The minority party that may decide the next German government wants to sell the state’s holding in Deutsche Telekom to pay for a nationwide open-access fibre network.

If the Free Democrat Party (FDP) forms a coalition with the biggest party after the elections on 24 September it will want the new government to sell its 31.8% stake in Deutsche Telekom and 21% of Deutsche Post, with the money spent on a nationwide fibre network.

“Instead of relying on outdated technology such as copper cables and vectoring, we will build a high-performance internet and mobile network in the gigabit range,” said party leader Christian Lindner in the manifesto (PDF). 

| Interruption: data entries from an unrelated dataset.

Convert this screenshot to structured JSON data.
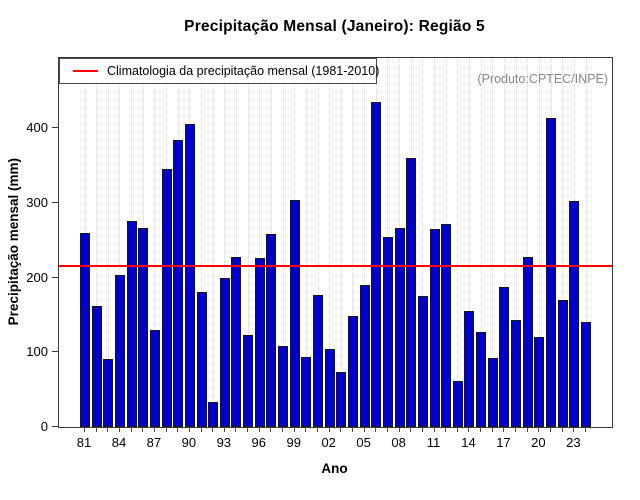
{
  "title": "Precipitação Mensal (Janeiro): Região 5",
  "watermark": "(Produto:CPTEC/INPE)",
  "legend": {
    "label": "Climatologia da precipitação mensal (1981-2010)",
    "line_color": "#FF0000"
  },
  "chart_data": {
    "type": "bar",
    "title": "Precipitação Mensal (Janeiro): Região 5",
    "xlabel": "Ano",
    "ylabel": "Precipitação mensal (mm)",
    "years": [
      1981,
      1982,
      1983,
      1984,
      1985,
      1986,
      1987,
      1988,
      1989,
      1990,
      1991,
      1992,
      1993,
      1994,
      1995,
      1996,
      1997,
      1998,
      1999,
      2000,
      2001,
      2002,
      2003,
      2004,
      2005,
      2006,
      2007,
      2008,
      2009,
      2010,
      2011,
      2012,
      2013,
      2014,
      2015,
      2016,
      2017,
      2018,
      2019,
      2020,
      2021,
      2022,
      2023,
      2024
    ],
    "values": [
      260,
      162,
      91,
      204,
      276,
      266,
      130,
      345,
      384,
      406,
      181,
      34,
      200,
      227,
      123,
      226,
      258,
      108,
      304,
      94,
      177,
      104,
      74,
      149,
      190,
      435,
      254,
      267,
      360,
      175,
      265,
      272,
      61,
      155,
      127,
      92,
      187,
      143,
      227,
      121,
      414,
      170,
      302,
      140
    ],
    "x_tick_labels": [
      "81",
      "84",
      "87",
      "90",
      "93",
      "96",
      "99",
      "02",
      "05",
      "08",
      "11",
      "14",
      "17",
      "20",
      "23"
    ],
    "x_tick_every": 3,
    "y_ticks": [
      0,
      100,
      200,
      300,
      400
    ],
    "ylim": [
      0,
      494
    ],
    "climatology_value": 215,
    "legend_label": "Climatologia da precipitação mensal (1981-2010)",
    "bar_color": "#0000CD",
    "bar_border_color": "#151515",
    "climatology_color": "#FF0000",
    "grid": "vertical-dotted",
    "legend_position": "topleft"
  }
}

No party is likely to win an absolute majority in the election, which uses proportional representation to choose members of the Berlin parliament, the Bundestag. Chancellor Angela Merkel’s CDU/CSU is in the lead in opinion polls, with the centre-left SPD in second place. A number of smaller parties, including the FDP, Greens and Left, will be vying to be included in a coalition to create a government.

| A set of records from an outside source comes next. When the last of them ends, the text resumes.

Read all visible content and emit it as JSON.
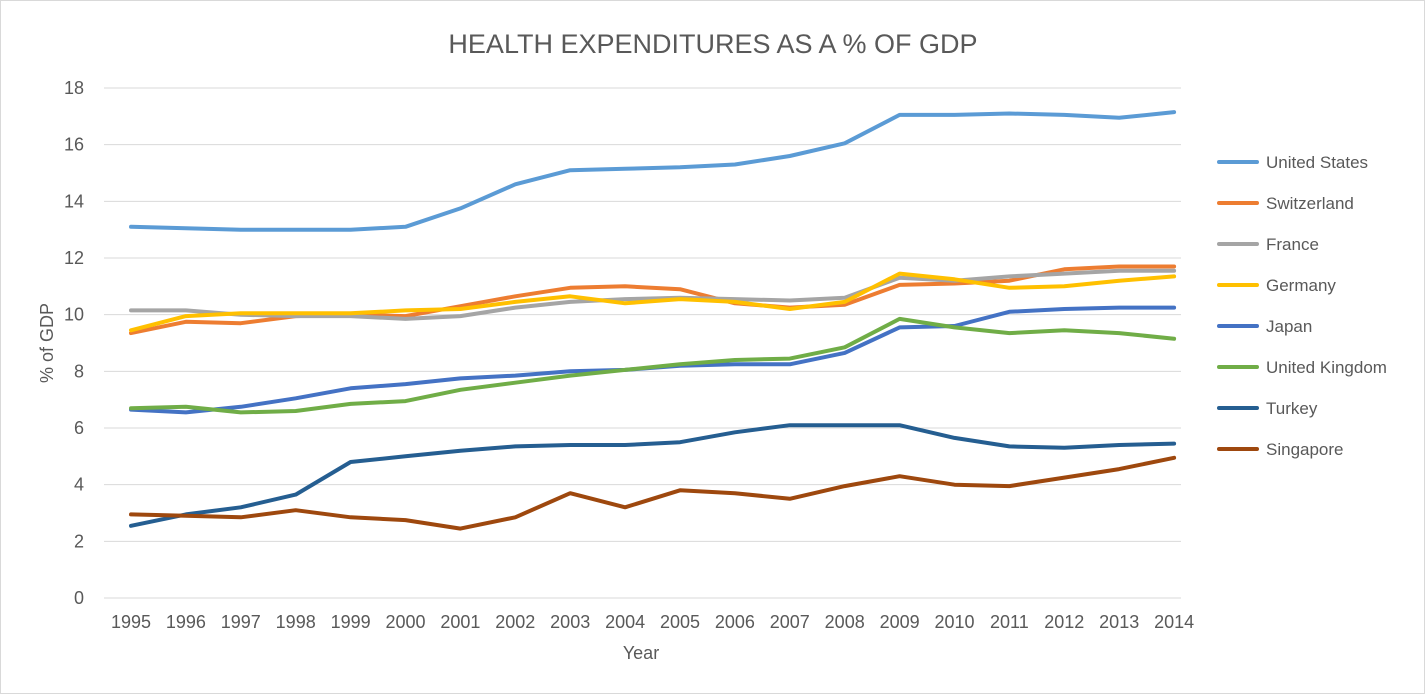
{
  "chart_data": {
    "type": "line",
    "title": "HEALTH EXPENDITURES AS A % OF GDP",
    "xlabel": "Year",
    "ylabel": "% of GDP",
    "ylim": [
      0,
      18
    ],
    "yticks": [
      "0",
      "2",
      "4",
      "6",
      "8",
      "10",
      "12",
      "14",
      "16",
      "18"
    ],
    "grid": "horizontal",
    "legend_position": "right",
    "x": [
      "1995",
      "1996",
      "1997",
      "1998",
      "1999",
      "2000",
      "2001",
      "2002",
      "2003",
      "2004",
      "2005",
      "2006",
      "2007",
      "2008",
      "2009",
      "2010",
      "2011",
      "2012",
      "2013",
      "2014"
    ],
    "series": [
      {
        "name": "United States",
        "color": "#5b9bd5",
        "values": [
          13.1,
          13.05,
          13.0,
          13.0,
          13.0,
          13.1,
          13.75,
          14.6,
          15.1,
          15.15,
          15.2,
          15.3,
          15.6,
          16.05,
          17.05,
          17.05,
          17.1,
          17.05,
          16.95,
          17.15
        ]
      },
      {
        "name": "Switzerland",
        "color": "#ed7d31",
        "values": [
          9.35,
          9.75,
          9.7,
          9.95,
          10.0,
          9.95,
          10.3,
          10.65,
          10.95,
          11.0,
          10.9,
          10.4,
          10.25,
          10.35,
          11.05,
          11.1,
          11.2,
          11.6,
          11.7,
          11.7
        ]
      },
      {
        "name": "France",
        "color": "#a5a5a5",
        "values": [
          10.15,
          10.15,
          10.0,
          9.95,
          9.95,
          9.85,
          9.95,
          10.25,
          10.45,
          10.55,
          10.6,
          10.55,
          10.5,
          10.6,
          11.3,
          11.2,
          11.35,
          11.45,
          11.55,
          11.55
        ]
      },
      {
        "name": "Germany",
        "color": "#ffc000",
        "values": [
          9.45,
          9.95,
          10.05,
          10.05,
          10.05,
          10.15,
          10.2,
          10.45,
          10.65,
          10.4,
          10.55,
          10.45,
          10.2,
          10.45,
          11.45,
          11.25,
          10.95,
          11.0,
          11.2,
          11.35
        ]
      },
      {
        "name": "Japan",
        "color": "#4472c4",
        "values": [
          6.65,
          6.55,
          6.75,
          7.05,
          7.4,
          7.55,
          7.75,
          7.85,
          8.0,
          8.05,
          8.2,
          8.25,
          8.25,
          8.65,
          9.55,
          9.6,
          10.1,
          10.2,
          10.25,
          10.25
        ]
      },
      {
        "name": "United Kingdom",
        "color": "#70ad47",
        "values": [
          6.7,
          6.75,
          6.55,
          6.6,
          6.85,
          6.95,
          7.35,
          7.6,
          7.85,
          8.05,
          8.25,
          8.4,
          8.45,
          8.85,
          9.85,
          9.55,
          9.35,
          9.45,
          9.35,
          9.15
        ]
      },
      {
        "name": "Turkey",
        "color": "#255e91",
        "values": [
          2.55,
          2.95,
          3.2,
          3.65,
          4.8,
          5.0,
          5.2,
          5.35,
          5.4,
          5.4,
          5.5,
          5.85,
          6.1,
          6.1,
          6.1,
          5.65,
          5.35,
          5.3,
          5.4,
          5.45
        ]
      },
      {
        "name": "Singapore",
        "color": "#9e480e",
        "values": [
          2.95,
          2.9,
          2.85,
          3.1,
          2.85,
          2.75,
          2.45,
          2.85,
          3.7,
          3.2,
          3.8,
          3.7,
          3.5,
          3.95,
          4.3,
          4.0,
          3.95,
          4.25,
          4.55,
          4.95
        ]
      }
    ]
  }
}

“All internet providers should be able to rent transmission capacity,” said Lindner. “This will result in competition and enable infrastructure investments to be funded in the long term in order to maintain our living standards in the future as well.”

The manifesto added: “Glass fibre beats copper cable. We’ll launch the expansion of the fibre optic network by selling post office and telecom shares.”

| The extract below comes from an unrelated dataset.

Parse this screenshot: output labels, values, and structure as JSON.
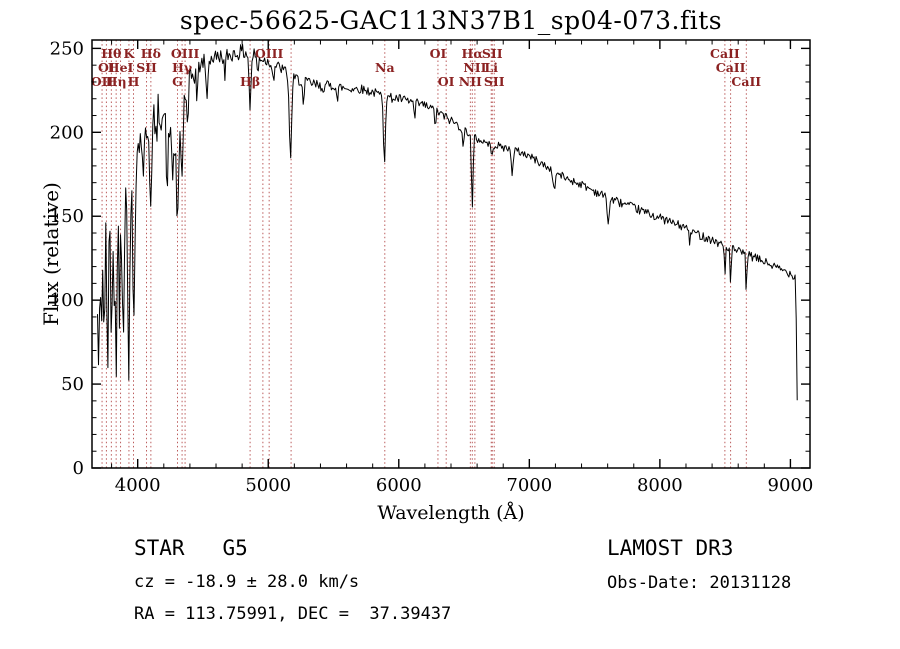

According to Bloomberg, some of Merkel’s colleagues are supporting the FDP idea. Carsten Linnemann, who heads the CDU party’s small and mid-size business group, told the agency he’s “working on” making the idea resonate inside his party.

Selling Deutsche Telekom shares “would be the right thing to do, but any sale has to be conditioned on funds to expand fibre-optic networks,” Linnemann said in an interview. “We need more fibre-optic networks.”